Fek’erte führt uns von Stand zu Stand, vorbei an etlichen Eseln, welche die Lasten tragen und vorüber an einem Mühl-Haus. Zuerst kaufen wir Eier, aber es sind nicht die großen europäischen Eier – die hier im Übrigen übermäßig teuer sind –, sondern so genannte Habesha-Eier; also einheimische Eier, die wesentlich kleiner sind. Anschließend gehen wir durch eine matschige Gasse, in der Hühner und Hähne verkauft werden zu einer Reihe von Getreideständen. Hier finden sich in großen Säcken aneinandergereiht vielerlei Körner und Getreide. Einige der Sorten sind mir unbekannt. Als ich Fek’erte nach Mehl frage erläutert sie, dass wir auf dem Markt Weizen kaufen, ihn zuhause waschen und anschließend zum Müller bringen würden. Das Mehl aus den Import-Supermärkten ist kaum erschwinglich.

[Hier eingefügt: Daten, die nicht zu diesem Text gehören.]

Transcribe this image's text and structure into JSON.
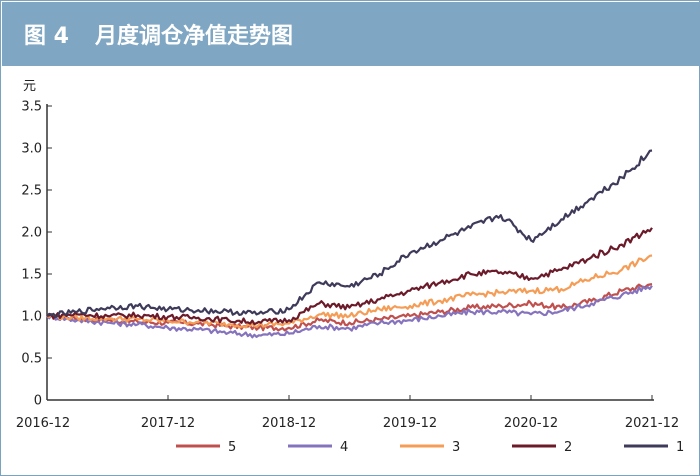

Es geht weiter durch enge, schlammige Marktgassen, in denen wir frisches Gemüse und Obst zu – für europäische Verhältnisse – Billigpreisen erwerben können. Abgerechnet wird in Kilo und gehandelt wird knallhart; besonders unsere „Marktführerin“ Fek’erte ist eine solche Händlerin.
Nachdem wir auch Seife, Waschmittel und andere Dinge gekauft haben, machen wir uns – bepackt mit riesigen Plastiktüten – auf den Rückweg zum Bajaj-Wartestand. Kurzum spricht Fek’erte einen der umherlaufenden Schubkarrenfahrer an und mietet ihn. Er wird bepackt und es geht los durch die Menschenmenge. Der Schubkarren ist ein klappriges aus Holzstangen gebautes Gefährt – aber es tut, was es tun muss und erfüllt so zu Genüge seinen Zweck. Über den Markt laufen Kühe – scheinbar ohne irgendeinen Besitzer. Plötzlich stürmt eine Kuh durch die eng gedrängte Masse und wirft den Schubkarrenfahrer und mit ihm die Hälfte der Ladung in den Matsch. Die Menschen sind in Aufruhr. Allemal ist das ruhige Vieh nicht jederzeit ungefährlich.
Was ich von diesem Markt an Eindrücken mitnehme ist vielfältig. Oft sitzen an einem Stand fünf Frauen, um Eier zu verkaufen, aber ebenso oft findet man für drei Stände mit Glück einen einzigen Verkäufer. Es wird gehandelt und gefeilscht und die Menschen tauschen sich ständig über die jeweiligen aktuellen Preise aus. Es ist auch im täglichen Gespräch der Leute ein wichtiges Thema, sich danach zu erkundigen und sich auszutauschen, wie der Markt steht. Die Einheimischen wissen auf Anhieb, wo etwas und von welcher Qualität zu finden ist. Für uns Ferenji ist das – verständlicherweise – bislang ein Ding der Unmöglichkeit.